Difficulty or discomfort in swallowing can occur as a complication of a number of diseases, a neurological disorder, or as a result of injuries or birth defects. Each year, upwards of 600,000 people in United States diagnosed with dysphagia had had a stroke.

For most healthy people, swallowing is a simple process that requires no more thought or effort than deciding to do it. But, for some, severe swallowing difficulties impair the quality of life, causing depression and withdrawal in addition to serious malnutrition.

Though it proceeds automatically once it starts, swallowing is a highly complex process. If the nerve connections between your brain and throat malfunction, you may be unable to initiate a swallow. Or, if your palate is malformed, your tongue is partly paralyzed or your teeth are seriously misaligned, you may have difficulty preparing food for swallowing.

“Swallowing dysfunction is a complex, multidisciplinary disorder that includes the RDN as a key stakeholder in helping screen and identify patients who may have dysphagia,” said Dr. Barrera.

The American Speech-Language Hearing Association (ASHA) defines a screening for swallowing as a minimally invasive procedure that enables quick determination of the likelihood that dysphagia exists, and that the patient requires referral either for further swallowing assessment or nutritional or hydration support.

The primary purpose of a swallowing assessment is to identify the risks of choking and aspiration, when food or liquid enters the airway and lungs by accident, and to determine a timely and appropriate referral and nutritional care plan. For example, a screening for swallowing should be performed in the first 24 hours after stroke. Unscreened individuals are at greater risk for pneumonia.

Dr. Barrera was invited to speak at the FNCE conference, the world’s largest meeting of food, nutrition and dietetics experts, by Dr. Patricia Grace-Farfaglia, a clinical associate professor at Sacred Heart University. Both were joined in the presentation’s development by Dr. Grace-Farfaglia’s colleague Tina Miller, assistant director of the Human Clinical Nutrition master’s program at Sacred Heart, and Dr. Barbara O’Connor Wells, associate professor of speech-language pathology at Nova Southeastern University.

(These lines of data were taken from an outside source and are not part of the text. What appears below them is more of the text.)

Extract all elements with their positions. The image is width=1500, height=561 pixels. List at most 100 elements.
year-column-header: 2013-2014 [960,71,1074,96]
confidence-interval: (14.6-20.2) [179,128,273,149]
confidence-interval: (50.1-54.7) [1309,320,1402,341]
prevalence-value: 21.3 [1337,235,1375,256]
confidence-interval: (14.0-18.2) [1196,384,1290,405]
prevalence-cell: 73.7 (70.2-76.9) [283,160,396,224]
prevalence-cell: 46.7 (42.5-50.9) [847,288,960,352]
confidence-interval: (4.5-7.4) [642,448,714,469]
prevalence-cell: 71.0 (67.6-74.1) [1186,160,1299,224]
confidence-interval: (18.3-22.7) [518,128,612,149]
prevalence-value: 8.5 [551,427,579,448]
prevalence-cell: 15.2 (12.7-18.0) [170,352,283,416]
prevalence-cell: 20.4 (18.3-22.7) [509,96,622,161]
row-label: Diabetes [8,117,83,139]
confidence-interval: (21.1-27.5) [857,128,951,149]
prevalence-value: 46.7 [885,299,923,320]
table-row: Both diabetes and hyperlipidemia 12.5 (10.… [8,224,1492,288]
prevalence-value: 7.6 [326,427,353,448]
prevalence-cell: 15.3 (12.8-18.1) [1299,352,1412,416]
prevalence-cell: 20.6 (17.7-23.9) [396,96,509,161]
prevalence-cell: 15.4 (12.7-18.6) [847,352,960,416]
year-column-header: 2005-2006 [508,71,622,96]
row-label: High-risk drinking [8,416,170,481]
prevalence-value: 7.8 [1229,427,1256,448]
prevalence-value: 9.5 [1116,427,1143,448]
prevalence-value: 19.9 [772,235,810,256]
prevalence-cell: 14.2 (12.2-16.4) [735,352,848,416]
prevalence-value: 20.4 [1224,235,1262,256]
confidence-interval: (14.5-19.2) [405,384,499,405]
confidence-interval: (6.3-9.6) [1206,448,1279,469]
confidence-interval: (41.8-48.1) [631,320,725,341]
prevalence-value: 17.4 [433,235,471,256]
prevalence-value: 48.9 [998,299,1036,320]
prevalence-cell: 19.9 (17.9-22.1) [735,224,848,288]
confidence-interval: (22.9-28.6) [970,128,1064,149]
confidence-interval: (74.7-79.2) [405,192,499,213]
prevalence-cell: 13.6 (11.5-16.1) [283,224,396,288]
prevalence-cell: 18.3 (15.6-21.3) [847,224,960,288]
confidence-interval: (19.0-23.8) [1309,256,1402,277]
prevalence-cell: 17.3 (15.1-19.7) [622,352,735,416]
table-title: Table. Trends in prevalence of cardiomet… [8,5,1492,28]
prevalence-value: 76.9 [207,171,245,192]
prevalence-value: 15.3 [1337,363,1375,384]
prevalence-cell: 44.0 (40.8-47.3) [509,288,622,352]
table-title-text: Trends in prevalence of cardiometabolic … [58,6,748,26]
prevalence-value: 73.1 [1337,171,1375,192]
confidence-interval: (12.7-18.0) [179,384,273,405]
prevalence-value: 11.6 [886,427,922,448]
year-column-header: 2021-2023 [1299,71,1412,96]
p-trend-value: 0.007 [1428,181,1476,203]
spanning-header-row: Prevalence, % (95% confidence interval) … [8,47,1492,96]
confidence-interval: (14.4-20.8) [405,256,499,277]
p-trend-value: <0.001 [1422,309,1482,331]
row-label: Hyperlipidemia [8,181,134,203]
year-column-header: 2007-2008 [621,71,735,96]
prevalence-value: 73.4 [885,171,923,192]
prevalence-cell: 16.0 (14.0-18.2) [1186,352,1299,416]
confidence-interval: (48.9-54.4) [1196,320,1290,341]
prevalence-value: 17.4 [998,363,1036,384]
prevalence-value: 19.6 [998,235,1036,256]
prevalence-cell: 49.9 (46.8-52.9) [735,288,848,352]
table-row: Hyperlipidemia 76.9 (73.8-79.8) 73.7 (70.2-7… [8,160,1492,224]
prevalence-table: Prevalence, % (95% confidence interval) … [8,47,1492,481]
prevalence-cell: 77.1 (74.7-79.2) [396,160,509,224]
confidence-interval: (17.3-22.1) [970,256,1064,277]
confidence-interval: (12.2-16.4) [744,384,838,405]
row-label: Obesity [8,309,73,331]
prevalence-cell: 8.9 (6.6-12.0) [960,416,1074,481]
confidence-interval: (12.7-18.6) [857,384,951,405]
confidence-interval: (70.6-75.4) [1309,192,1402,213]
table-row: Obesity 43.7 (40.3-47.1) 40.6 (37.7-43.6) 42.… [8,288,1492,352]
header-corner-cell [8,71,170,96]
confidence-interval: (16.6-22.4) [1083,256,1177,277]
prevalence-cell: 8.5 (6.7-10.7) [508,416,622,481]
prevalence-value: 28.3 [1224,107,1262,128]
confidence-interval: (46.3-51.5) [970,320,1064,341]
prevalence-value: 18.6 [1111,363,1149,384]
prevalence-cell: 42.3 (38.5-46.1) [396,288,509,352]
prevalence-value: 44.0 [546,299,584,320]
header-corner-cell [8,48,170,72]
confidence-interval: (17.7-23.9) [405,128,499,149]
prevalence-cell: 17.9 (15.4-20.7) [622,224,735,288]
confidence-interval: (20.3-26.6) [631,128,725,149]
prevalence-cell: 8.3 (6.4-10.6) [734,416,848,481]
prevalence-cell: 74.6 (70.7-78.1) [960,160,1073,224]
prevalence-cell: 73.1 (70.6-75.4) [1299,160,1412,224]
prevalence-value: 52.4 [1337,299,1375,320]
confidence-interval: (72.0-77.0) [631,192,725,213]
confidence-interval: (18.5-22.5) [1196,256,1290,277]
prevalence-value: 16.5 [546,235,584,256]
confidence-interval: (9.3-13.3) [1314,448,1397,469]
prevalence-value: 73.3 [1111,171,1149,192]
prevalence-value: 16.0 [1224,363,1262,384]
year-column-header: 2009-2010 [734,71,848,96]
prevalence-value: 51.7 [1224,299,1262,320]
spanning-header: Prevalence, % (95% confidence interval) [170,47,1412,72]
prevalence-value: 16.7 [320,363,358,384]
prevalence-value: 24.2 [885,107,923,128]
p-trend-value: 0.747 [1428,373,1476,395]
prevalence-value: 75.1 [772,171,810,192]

After their presentation drew wide praise, the team decided they would share it with other licensed professionals, large nursing homes, the FNCE’s annual dietetics research group meeting next October in Connecticut, and educators, including graduate students in speech-language pathology.

As a professional and educator who prizes inter-professional collaboration, the opportunity to interact with graduate students, said Dr. Barrera, is the “icing on the cake.”

Jessie McCartney contributed to this article.